Over 2.4 million Somalis became refugees seeking safety in other countries. Among these, 47,407 came to the US between 2010 and 2016. The health experiences of Somali refugee women and girls following immigration to the US remains understudied.

Kathleen Fox and Christa Johnson-Agbakwu surveyed 879 Somali and Somali Bantu women and girls between the ages of 15 and 90 living in Tucson, Arizona. They asked participants about their history of exposure to violence, use of health care services, and health problems related to sexual intercourse, pregnancy, depression, and trauma.

One in every five women and girls had been exposed to violence, and these participants experience the worst health outcomes. Among victims of violence, genital cutting was extremely common. Also known as female genital mutilation or circumcision, genital cutting refers to the process of performing surgery on a woman or girl to remove parts of the external genitalia for sanitary or cosmetic reasons. There are no health benefits from this procedure. In this study, these women more often had complications during pregnancy.

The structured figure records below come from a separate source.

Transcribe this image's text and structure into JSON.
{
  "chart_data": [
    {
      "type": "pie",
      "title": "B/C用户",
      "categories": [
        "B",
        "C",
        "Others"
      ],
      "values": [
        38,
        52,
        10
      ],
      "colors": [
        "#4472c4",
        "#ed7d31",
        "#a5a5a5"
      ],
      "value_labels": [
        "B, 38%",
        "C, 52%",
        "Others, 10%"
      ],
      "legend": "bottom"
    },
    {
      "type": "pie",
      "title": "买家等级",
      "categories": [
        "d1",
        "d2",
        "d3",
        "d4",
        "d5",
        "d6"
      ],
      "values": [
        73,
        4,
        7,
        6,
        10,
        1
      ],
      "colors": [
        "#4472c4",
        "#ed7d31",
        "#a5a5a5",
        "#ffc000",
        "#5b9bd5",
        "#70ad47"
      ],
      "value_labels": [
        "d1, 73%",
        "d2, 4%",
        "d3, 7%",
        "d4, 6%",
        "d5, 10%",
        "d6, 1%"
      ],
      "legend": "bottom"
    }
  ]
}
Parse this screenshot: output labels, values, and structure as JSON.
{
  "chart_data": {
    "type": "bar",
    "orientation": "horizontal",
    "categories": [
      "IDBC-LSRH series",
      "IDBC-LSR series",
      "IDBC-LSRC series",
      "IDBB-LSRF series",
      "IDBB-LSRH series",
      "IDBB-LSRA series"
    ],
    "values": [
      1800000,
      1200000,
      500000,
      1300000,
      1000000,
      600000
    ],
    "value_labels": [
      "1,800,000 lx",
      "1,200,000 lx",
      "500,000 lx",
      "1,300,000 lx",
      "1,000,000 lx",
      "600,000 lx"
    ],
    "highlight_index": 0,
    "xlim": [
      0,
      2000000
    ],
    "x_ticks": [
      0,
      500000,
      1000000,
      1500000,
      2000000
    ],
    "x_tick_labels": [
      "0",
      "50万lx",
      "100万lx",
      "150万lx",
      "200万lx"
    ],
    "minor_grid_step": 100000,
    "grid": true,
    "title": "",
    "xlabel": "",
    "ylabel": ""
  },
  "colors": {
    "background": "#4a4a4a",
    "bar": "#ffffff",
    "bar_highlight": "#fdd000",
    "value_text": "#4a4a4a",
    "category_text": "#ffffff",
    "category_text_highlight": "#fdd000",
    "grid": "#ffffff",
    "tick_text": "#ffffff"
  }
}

Participants exposed to other types of violence were less likely to have a primary health care provider. Overall, those exposed to violence had less access to all forms of healthcare.

Differences in the specific health care needs of the women of this community highlights the need for physicians and other providers to ask questions about reproductive health and experiences of violence.

The researchers suggest several ways to improve the care of these women. First, they speculate that addressing transportation and child care concerns may improve access. Second, identifying and employing Somalian women and girls to help patients navigate the health care system would allow for culturally grounded healthcare, greater care engagement, and improved satisfaction with services.

Finally, Fox and Johnson-Agbakwu emphasized the importance of patient-centered care. Differences in the specific health care needs of the women of this community highlights the need for physicians and other providers to ask questions about reproductive health and experiences of violence. Such questions could be incorporated into traditional intake forms or raised discretely during early primary care visits.

Somalian asylum seekers fleeing to the US continue to experience barriers to health-related needs despite immigrating halfway around the world. Fox and Johnson-Agbakwu noted that the majority of women in this sample recognized the importance of prenatal care, even among those who didn’t value prenatal care prior to immigrating to the US.